Speaking to about 50 members and guests of Holt and District Farmers’ Club, he said this was part of a £1bn planned investment in growing high-quality salads, fruit and vegetables in specialist indoor farms in England in the coming years.

Vertical farms grow crops on stacked trays using hydroponic growing techniques to achieve maximum yields.

Fischer Farms has already built a vertical farm at Lichfield and has also advanced plans for further vertical farming operations near Hull, which will include growing soft fruit such as strawberries and possibly other berries.

Mr Smith updated the meeting on progress at the Norfolk site, where all the main structures have been built, and internal racking will be fitted soon.

The 20 growing tunnels would contain a total of 7,200 trays, each 1.2m by 3.3m. These would be stacked, depending on the state and height of the growing crop, either six high for final growing, or in eights for the nursery stage and twelves during germination.

A range of light spectrums from the 33,000 LEDs would ensure optimum growing conditions. A nutrient formulation would feed the plants, which would be growing on clay-based “peebles,” which would be carefully “scrubbed” after each crop before re-use.

Crops would be grown in a fully-controlled and biosecure environment, which would minimise disease risks and avoid the use of synthetic chemicals including pesticides, herbicides and insecticides.
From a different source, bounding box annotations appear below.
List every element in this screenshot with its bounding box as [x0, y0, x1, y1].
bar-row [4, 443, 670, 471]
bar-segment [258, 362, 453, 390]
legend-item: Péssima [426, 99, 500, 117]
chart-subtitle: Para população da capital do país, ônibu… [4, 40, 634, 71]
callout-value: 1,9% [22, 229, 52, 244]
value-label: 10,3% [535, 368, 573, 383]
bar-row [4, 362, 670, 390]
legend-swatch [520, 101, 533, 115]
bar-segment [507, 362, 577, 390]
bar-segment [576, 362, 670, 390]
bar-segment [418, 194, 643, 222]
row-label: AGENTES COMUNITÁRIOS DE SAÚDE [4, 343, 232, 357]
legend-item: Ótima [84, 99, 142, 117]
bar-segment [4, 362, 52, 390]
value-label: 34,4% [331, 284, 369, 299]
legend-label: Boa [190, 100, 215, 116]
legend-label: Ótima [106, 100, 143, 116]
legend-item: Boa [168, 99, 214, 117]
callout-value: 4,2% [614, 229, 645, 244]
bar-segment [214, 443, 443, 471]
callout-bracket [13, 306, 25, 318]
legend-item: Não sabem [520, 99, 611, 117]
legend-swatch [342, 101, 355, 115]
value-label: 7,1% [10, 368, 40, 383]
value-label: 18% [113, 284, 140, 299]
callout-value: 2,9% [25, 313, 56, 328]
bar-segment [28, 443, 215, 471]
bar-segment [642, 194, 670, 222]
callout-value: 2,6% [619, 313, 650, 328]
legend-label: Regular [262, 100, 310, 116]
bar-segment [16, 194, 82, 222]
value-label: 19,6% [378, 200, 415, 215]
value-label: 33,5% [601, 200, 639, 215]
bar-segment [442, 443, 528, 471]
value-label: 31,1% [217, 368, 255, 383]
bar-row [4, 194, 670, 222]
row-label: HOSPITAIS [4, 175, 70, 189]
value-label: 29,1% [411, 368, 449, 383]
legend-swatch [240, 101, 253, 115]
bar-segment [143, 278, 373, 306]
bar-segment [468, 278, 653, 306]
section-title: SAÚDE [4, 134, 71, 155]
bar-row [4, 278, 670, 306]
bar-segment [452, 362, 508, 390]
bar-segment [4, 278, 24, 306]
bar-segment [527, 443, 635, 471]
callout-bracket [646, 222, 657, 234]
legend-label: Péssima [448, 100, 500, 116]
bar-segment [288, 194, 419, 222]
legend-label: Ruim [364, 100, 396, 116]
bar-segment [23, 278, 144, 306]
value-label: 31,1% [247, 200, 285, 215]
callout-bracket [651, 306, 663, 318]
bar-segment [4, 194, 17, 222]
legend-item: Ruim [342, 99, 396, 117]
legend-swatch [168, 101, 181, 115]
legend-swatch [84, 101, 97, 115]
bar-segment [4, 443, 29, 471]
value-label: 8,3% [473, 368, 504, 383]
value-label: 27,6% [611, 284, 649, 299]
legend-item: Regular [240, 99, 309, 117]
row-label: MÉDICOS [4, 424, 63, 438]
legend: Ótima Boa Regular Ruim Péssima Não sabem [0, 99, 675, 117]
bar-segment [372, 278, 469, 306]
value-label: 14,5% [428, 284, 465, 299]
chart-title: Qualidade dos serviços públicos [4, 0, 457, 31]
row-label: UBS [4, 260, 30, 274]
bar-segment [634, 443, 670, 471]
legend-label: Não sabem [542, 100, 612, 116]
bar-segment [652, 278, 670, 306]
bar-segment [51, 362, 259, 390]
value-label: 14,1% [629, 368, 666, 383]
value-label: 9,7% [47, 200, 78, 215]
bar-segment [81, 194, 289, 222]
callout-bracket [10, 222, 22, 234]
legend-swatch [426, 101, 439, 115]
The strategy for Farm 2’s cropping would begin with a range of leafy-based crops, then in further phases, fruit including strawberries, blueberries may be grown.

Ultimately, it may be profitable to grow soya or wheat in such vertical farming systems, said Mr Smith.

In further phases, he said more robust tunnels would be built, which would enable roof-mounted solar panels to produce more green energy on-site.

Each “vertical” acre was able to produce as much as 250 acres of open cropped area, he added.